San Francisco, Sep 17 | The US has filed charges against two Iranian nationals in connection with an alleged cyber intrusion campaign, sometimes at the behest of the Iran government and sometimes for private financial gain.
The hackers targeted computers in New Jersey, elsewhere in the US, Europe and the Middle East, the US Department of Justice said on Wednesday.
According to an indictment, prosecutors accused Hooman Heidarian, 30, and Mehdi Farhadi, 34, both of Hamedan, Iran, of stealing hundreds of terabytes of data.
These typically included confidential communications pertaining to national security, foreign policy intelligence, non-military nuclear information, aerospace data, human rights activist information, victim financial information and personally identifiable information, and intellectual property, including unpublished scientific research.
In some instances, the hacks were politically motivated or at the behest of Iran, including instances where they obtained information regarding dissidents, human rights activists, and opposition leaders, according to the allegations.
In other instances, the defendants sold the hacked data and information in the black market for private financial gain
“We will not bring the rule of law to cyberspace until governments refuse to provide safe harbour for criminal hacking within their borders,” Assistant Attorney General for National Security John Demers, said in a statement.
“Unfortunately, our cases demonstrate that at least four nations — Iran, China, Russia and North Korea — will allow criminal hackers to victimise individuals and companies from around the world, as long as these hackers will also work for that country’s government – gathering information on human rights activists, dissidents and others of intelligence interest.”

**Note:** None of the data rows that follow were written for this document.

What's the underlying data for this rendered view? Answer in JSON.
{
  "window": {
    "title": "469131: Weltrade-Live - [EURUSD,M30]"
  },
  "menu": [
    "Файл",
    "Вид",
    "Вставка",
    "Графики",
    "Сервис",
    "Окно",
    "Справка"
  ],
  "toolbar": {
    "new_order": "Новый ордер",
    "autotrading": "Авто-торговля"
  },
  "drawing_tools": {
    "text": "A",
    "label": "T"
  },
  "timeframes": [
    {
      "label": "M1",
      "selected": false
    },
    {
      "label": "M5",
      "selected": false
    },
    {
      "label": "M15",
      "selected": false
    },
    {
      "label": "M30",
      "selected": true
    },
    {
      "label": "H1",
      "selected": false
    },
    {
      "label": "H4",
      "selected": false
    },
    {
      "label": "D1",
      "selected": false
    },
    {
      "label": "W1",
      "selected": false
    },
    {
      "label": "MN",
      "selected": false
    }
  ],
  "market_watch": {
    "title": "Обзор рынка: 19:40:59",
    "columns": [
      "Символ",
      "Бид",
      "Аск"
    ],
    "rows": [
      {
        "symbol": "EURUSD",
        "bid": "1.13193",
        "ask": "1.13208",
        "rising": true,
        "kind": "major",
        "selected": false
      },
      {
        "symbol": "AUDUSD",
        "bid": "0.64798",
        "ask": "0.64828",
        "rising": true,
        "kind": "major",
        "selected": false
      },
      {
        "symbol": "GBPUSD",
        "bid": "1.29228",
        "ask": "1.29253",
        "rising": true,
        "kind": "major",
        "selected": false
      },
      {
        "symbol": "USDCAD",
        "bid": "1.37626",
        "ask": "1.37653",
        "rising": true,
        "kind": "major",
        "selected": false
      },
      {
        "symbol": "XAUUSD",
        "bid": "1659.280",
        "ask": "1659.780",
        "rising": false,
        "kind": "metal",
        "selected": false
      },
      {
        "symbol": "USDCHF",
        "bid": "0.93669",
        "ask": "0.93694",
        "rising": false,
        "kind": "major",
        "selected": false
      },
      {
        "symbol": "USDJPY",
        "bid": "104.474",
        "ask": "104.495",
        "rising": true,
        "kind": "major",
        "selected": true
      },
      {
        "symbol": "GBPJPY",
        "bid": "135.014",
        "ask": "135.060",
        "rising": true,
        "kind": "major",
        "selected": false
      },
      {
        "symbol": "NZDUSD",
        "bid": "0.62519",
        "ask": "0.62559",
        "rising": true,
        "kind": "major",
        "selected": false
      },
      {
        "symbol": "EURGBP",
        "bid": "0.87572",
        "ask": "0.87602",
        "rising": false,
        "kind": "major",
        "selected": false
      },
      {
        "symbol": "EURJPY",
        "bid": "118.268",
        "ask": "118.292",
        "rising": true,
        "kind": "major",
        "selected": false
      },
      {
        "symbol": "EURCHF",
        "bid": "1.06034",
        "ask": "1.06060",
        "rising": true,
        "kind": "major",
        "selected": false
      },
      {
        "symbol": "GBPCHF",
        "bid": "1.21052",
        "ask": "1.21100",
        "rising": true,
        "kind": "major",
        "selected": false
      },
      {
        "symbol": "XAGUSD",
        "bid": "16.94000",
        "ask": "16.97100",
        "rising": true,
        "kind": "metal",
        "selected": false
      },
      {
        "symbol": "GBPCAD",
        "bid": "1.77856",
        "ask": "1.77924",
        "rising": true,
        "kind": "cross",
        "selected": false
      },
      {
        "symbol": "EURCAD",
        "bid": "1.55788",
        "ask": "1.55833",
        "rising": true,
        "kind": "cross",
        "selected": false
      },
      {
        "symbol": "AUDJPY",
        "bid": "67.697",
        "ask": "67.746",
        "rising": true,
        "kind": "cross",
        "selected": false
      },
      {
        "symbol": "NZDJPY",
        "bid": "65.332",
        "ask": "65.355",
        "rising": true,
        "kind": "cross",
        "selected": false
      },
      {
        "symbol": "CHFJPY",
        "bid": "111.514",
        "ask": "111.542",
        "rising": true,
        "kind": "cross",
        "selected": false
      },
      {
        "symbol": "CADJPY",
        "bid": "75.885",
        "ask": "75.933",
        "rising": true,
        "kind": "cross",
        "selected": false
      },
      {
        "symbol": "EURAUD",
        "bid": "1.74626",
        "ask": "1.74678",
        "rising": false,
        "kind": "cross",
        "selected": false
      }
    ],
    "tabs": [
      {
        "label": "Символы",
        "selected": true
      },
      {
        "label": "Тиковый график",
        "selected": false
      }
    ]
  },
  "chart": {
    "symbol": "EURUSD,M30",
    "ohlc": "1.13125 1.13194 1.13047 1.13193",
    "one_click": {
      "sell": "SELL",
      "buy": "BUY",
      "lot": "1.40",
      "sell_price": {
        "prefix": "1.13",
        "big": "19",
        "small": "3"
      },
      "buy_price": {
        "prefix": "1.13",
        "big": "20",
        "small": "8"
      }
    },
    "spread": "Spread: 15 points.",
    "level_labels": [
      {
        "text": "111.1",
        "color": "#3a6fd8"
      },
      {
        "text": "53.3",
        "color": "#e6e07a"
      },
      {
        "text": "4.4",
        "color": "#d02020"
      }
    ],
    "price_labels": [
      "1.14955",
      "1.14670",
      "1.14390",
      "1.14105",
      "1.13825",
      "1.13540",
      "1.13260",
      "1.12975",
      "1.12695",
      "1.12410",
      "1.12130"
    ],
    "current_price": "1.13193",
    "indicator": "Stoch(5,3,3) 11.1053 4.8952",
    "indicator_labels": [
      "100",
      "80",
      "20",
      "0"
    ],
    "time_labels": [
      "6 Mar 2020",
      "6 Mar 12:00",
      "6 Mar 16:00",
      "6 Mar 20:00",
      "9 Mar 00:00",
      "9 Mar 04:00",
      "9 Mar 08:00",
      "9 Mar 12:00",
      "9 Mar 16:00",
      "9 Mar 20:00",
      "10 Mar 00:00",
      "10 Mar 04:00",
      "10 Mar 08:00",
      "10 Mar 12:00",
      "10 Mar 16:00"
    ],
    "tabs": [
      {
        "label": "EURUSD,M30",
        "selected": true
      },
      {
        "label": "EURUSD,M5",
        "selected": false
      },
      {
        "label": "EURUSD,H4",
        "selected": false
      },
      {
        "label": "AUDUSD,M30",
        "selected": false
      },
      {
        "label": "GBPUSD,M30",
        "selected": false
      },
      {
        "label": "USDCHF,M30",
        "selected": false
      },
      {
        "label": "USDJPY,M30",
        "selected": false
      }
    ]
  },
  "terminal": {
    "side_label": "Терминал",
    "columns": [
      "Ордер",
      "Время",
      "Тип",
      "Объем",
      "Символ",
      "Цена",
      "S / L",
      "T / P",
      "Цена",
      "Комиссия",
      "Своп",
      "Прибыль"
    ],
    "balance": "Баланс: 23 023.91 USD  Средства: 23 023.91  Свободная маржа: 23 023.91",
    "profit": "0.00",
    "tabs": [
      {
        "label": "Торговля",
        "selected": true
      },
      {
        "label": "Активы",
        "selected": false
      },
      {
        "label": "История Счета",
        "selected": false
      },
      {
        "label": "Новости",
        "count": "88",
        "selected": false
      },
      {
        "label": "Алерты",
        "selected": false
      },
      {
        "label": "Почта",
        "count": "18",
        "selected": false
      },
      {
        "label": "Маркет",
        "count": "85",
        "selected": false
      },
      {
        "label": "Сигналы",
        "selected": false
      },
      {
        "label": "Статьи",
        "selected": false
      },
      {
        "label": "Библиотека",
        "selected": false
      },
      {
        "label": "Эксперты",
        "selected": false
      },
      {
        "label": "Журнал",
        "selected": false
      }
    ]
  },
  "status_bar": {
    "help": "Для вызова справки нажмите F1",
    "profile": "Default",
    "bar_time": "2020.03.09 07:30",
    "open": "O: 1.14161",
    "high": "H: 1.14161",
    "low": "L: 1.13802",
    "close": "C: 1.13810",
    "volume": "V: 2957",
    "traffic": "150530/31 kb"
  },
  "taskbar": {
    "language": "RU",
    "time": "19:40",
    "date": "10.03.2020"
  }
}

According to the indictment, beginning in at least 2013, the defendants were responsible for a coordinated campaign of cyber intrusions into computer systems in New Jersey and around the world.
The victims included several American and foreign universities, a Washington D.C.-based think tank, a defence contractor, an aerospace company, a foreign policy organization, non-governmental organizations (NGOs), non-profits, and foreign government and other entities the defendants identified as rivals or adversaries to Iran, it alleged.